I’m here today to report on what its like as a survivor of layoffs. I’m one of the ones who haven’t been hit by the ax, this is not to say that it wont still happen, but for now I’m still here.
As a survivor, I’ve been going through a whole host of emotions. On the day of the ax drop, I remember jumping every time the phone rang thinking it was my turn next. I remember seeing the faces of the peeps I actually like, tell me that they were going away. I remember how strong they were that day, and how terribly weak I was. I showed on my face what they, perhaps, were feeling, I just couldn’t hide it. My peeps are strong people, they are good people, and they are used to surviving, so they really did handle it as best as could be expected. Not so much for the cubicle crusader. At one point I had to have someone take me outside, the tension was just too thick and the bs of it all was too much. Later that week and still even up until today I was angry. I felt guilty because I was indeed still there. I have a job, they didn’t. Why them and not me? Who was making the decisions? I mean tons of questions. I had to check myself though and fall back onto my faith. It made no sense to continue to ask questions about stuff that was beyond my control, especially since I’m not the writer of anyone’s destiny, including my own. I felt bad for questioning the “plan”, it’s not my plan. And as events began to unfold in the lives of the axed ones, things started to make sense. Yes they had lost their jobs, but for my peeps, other things started to open for them, other avenues, and other opportunities. And my peeps and I would always talk about what we would do if we didn’t have to be here. And slowly, but surely, some things are coming to light for them. Now I won’t say all of them have seen the light yet, some have seen a glimmer, some have seen the whole beam, but all have been scarred by past misfortunes and all are apprehensive of stepping out of their comfort zone, even though the comfort has been snatched out from under them.

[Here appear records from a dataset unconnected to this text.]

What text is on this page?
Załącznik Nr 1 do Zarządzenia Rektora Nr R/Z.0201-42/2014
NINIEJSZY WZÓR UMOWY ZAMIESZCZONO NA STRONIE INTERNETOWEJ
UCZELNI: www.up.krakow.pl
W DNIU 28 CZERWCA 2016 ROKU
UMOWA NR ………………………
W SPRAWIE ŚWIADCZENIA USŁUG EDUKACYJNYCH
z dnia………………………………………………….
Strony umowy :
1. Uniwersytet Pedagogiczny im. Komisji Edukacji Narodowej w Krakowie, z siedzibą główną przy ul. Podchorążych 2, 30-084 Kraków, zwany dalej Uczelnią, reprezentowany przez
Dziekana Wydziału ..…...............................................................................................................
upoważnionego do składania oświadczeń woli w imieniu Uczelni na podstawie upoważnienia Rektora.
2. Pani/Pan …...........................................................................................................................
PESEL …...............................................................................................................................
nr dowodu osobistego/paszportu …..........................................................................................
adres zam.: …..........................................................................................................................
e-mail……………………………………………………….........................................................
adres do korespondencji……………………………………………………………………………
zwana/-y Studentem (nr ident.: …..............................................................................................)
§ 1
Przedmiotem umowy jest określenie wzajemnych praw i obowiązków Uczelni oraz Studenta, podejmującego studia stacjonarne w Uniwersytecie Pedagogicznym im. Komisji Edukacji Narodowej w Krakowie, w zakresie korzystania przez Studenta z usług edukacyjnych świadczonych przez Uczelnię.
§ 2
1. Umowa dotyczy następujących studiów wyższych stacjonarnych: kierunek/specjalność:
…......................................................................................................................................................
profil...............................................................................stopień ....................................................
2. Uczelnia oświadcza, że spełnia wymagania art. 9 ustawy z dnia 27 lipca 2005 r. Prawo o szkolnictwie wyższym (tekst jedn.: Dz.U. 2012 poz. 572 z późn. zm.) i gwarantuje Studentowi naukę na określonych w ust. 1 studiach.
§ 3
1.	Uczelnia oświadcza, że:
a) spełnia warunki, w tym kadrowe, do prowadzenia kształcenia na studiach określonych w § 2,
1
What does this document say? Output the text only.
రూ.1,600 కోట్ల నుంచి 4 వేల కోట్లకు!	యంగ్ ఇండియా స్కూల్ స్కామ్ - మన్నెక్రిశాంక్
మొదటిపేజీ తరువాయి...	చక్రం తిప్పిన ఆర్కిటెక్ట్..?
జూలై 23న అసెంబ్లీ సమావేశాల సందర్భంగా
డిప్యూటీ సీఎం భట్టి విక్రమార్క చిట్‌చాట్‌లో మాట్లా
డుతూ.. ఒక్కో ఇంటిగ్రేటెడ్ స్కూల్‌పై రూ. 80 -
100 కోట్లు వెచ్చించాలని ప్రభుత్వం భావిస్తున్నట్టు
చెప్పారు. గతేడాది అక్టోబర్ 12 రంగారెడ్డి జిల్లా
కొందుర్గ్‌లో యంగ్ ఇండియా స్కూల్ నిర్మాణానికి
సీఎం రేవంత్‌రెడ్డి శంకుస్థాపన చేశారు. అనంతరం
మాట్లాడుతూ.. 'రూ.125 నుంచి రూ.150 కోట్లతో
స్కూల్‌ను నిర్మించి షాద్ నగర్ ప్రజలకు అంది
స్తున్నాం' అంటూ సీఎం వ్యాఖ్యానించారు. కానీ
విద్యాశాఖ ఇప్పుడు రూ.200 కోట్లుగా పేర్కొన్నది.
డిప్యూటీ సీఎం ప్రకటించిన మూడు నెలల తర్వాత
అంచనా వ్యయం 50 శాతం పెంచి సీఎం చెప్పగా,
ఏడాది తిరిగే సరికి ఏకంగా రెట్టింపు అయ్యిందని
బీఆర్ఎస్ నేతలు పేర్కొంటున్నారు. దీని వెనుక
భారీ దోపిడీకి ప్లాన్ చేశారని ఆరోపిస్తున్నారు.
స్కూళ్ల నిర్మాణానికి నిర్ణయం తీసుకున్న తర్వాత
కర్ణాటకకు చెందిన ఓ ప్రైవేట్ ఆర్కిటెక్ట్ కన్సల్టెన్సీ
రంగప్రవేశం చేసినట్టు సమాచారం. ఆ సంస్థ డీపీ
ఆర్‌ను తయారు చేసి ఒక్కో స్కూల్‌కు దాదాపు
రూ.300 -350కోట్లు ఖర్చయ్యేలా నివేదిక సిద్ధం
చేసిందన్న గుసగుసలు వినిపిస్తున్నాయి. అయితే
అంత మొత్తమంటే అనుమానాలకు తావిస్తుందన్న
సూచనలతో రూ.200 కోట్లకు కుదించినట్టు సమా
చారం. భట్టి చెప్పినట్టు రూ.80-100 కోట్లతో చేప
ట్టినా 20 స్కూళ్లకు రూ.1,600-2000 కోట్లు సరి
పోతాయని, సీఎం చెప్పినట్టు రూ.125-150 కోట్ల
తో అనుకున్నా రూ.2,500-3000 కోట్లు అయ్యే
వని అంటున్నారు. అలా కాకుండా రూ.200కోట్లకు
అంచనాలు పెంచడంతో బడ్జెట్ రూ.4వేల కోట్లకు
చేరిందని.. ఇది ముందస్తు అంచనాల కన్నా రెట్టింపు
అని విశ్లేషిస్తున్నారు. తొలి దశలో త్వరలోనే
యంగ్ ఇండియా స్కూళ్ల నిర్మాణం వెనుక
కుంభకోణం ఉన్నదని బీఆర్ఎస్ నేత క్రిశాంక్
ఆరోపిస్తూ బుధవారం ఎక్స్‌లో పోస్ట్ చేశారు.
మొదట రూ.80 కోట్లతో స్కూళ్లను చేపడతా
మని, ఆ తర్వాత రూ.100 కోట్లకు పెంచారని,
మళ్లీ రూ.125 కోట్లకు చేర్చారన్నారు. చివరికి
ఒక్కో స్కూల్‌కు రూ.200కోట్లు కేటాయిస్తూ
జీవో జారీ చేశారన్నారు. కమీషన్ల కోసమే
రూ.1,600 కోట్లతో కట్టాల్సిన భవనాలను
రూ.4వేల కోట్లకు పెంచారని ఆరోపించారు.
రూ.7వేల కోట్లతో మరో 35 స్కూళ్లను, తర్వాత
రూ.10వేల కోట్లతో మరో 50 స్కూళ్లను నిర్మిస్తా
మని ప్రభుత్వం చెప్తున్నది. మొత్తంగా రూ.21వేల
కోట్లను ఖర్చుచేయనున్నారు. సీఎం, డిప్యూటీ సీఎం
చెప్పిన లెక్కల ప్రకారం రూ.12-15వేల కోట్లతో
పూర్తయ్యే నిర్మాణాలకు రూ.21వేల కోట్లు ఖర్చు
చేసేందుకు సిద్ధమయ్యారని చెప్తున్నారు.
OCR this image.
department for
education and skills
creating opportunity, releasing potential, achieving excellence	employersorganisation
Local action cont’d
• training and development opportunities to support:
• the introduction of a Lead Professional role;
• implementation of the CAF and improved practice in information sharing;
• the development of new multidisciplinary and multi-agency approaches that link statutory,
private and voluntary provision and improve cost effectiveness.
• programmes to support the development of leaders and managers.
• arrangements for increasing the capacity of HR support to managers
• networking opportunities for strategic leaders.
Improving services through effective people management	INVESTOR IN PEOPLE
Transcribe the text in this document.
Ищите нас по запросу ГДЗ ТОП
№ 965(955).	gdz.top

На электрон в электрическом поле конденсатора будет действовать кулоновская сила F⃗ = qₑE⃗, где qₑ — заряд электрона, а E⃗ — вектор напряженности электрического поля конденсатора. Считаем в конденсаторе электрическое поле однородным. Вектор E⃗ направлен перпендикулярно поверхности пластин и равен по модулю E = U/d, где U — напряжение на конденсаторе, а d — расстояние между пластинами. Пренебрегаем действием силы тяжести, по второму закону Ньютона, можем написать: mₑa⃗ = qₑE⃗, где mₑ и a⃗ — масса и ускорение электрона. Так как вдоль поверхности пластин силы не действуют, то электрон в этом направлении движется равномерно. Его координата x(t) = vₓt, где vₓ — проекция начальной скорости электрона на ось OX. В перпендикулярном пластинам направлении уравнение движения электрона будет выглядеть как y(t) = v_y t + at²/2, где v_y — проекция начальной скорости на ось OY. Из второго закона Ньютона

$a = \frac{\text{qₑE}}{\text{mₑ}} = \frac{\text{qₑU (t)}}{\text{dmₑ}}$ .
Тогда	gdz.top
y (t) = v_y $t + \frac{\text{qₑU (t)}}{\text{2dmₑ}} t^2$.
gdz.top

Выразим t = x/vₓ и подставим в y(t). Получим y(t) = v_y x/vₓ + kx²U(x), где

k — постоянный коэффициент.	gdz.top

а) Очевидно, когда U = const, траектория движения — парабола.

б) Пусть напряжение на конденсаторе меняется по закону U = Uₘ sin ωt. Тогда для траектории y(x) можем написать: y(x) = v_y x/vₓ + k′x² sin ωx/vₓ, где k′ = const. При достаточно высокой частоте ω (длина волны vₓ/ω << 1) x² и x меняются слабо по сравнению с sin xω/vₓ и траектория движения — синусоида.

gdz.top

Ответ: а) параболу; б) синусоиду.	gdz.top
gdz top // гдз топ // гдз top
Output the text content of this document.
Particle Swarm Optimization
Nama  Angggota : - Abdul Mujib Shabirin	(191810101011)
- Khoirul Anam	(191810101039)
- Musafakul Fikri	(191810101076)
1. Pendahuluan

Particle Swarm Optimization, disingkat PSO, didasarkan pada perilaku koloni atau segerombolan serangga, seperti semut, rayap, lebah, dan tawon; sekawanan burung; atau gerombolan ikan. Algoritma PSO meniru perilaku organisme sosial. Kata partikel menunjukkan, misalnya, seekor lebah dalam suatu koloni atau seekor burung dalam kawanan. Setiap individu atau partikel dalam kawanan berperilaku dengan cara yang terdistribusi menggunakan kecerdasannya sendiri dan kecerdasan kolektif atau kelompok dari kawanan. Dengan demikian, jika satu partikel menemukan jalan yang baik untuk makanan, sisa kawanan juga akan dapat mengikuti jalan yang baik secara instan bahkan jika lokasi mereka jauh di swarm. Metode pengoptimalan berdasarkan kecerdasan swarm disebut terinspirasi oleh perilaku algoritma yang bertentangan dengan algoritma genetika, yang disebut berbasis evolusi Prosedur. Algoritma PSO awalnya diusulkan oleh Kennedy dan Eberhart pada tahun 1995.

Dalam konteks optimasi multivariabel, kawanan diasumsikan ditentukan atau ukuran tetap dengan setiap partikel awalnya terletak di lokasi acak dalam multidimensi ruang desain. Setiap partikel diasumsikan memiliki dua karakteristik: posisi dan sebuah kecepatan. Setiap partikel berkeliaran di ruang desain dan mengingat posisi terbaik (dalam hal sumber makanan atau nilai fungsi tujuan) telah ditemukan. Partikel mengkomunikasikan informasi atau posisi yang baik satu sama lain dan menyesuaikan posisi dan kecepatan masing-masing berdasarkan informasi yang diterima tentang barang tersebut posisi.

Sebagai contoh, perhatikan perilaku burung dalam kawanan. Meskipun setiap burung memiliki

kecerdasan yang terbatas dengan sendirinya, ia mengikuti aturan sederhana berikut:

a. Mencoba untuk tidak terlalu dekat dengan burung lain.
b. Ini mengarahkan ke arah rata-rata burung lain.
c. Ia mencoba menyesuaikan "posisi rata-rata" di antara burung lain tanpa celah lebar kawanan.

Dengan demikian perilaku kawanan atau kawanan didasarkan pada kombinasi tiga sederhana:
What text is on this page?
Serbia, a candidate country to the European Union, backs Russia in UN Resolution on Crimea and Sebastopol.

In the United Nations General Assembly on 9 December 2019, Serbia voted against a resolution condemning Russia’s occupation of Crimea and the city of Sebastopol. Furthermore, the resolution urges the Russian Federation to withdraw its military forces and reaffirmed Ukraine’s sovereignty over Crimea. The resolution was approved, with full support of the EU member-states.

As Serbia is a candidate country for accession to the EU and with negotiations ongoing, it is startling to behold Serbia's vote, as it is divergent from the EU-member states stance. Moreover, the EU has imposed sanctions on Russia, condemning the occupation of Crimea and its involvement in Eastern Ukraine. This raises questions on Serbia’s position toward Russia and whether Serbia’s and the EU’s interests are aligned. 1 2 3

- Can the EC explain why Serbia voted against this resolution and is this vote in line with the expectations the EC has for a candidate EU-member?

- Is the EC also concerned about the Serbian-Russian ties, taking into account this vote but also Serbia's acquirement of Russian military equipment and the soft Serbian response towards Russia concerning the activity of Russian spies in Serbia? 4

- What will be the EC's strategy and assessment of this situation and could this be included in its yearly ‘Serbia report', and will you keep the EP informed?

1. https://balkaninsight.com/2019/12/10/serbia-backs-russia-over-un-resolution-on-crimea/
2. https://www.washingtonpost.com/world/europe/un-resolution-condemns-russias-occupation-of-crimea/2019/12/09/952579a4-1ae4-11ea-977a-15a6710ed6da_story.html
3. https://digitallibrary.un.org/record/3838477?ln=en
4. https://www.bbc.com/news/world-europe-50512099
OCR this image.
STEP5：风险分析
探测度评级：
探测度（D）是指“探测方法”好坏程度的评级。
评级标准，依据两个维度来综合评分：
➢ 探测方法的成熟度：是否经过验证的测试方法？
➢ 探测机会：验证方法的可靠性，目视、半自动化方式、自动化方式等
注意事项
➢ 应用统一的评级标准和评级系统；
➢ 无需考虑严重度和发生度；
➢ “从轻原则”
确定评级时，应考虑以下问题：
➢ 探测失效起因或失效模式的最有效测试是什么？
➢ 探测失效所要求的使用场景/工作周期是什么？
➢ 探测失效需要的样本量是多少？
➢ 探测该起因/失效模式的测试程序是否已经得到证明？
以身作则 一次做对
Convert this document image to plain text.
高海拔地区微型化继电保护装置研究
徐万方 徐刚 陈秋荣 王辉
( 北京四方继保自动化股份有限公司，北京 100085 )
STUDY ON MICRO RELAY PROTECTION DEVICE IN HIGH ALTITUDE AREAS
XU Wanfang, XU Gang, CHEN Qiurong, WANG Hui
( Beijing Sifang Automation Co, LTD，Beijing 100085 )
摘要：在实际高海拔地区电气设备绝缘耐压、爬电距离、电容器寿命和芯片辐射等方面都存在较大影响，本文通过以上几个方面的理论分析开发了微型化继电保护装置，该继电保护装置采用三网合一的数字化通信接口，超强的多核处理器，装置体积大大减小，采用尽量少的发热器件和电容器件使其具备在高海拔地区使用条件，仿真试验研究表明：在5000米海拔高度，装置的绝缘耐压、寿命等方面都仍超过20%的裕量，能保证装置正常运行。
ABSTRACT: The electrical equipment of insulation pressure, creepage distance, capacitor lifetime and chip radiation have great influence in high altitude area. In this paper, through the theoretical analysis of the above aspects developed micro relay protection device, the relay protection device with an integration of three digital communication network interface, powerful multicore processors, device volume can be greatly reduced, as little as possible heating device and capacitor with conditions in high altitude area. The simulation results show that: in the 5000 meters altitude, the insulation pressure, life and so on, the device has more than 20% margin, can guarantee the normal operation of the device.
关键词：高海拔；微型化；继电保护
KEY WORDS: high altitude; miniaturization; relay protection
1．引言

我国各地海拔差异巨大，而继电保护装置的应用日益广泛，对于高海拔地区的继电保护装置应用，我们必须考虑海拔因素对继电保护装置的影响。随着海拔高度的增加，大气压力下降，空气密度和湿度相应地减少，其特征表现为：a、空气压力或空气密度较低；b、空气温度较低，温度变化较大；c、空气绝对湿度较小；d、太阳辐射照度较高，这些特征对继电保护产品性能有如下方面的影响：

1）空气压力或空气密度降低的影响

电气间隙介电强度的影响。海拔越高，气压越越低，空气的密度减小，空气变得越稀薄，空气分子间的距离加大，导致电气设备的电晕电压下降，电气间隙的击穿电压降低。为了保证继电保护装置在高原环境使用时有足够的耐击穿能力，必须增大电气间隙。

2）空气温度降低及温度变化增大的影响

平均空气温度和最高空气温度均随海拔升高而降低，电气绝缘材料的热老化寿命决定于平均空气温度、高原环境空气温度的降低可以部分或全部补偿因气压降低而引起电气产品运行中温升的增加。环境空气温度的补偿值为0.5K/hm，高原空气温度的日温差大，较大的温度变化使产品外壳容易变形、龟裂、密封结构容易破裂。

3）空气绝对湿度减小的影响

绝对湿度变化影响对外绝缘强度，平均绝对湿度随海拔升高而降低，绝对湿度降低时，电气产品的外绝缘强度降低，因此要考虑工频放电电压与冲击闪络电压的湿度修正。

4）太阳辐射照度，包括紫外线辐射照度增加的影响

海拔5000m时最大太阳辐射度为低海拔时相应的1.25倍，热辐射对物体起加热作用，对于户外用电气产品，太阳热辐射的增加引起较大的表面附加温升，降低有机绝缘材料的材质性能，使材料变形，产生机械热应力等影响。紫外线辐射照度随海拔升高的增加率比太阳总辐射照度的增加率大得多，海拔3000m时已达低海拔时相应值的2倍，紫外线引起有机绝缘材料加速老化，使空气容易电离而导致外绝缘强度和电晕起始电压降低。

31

So I’ve taken it upon myself to support my peeps in their future endeavors. I’m that lil silver lining that reminds them that this is what they wanted, this is what they asked for and that it is ok to pursue it. Mildly altruistic, but mainly selfish, my efforts to be their personal cheerleader is helping me get over my guilt of being a survivor. I’m also focusing on what plans may be in store for me. I mean I have no idea what’s coming my way, which of course causes stress, but I’m sitting back and putting myself in a place mentally and emotionally, to be receptive of my marching orders.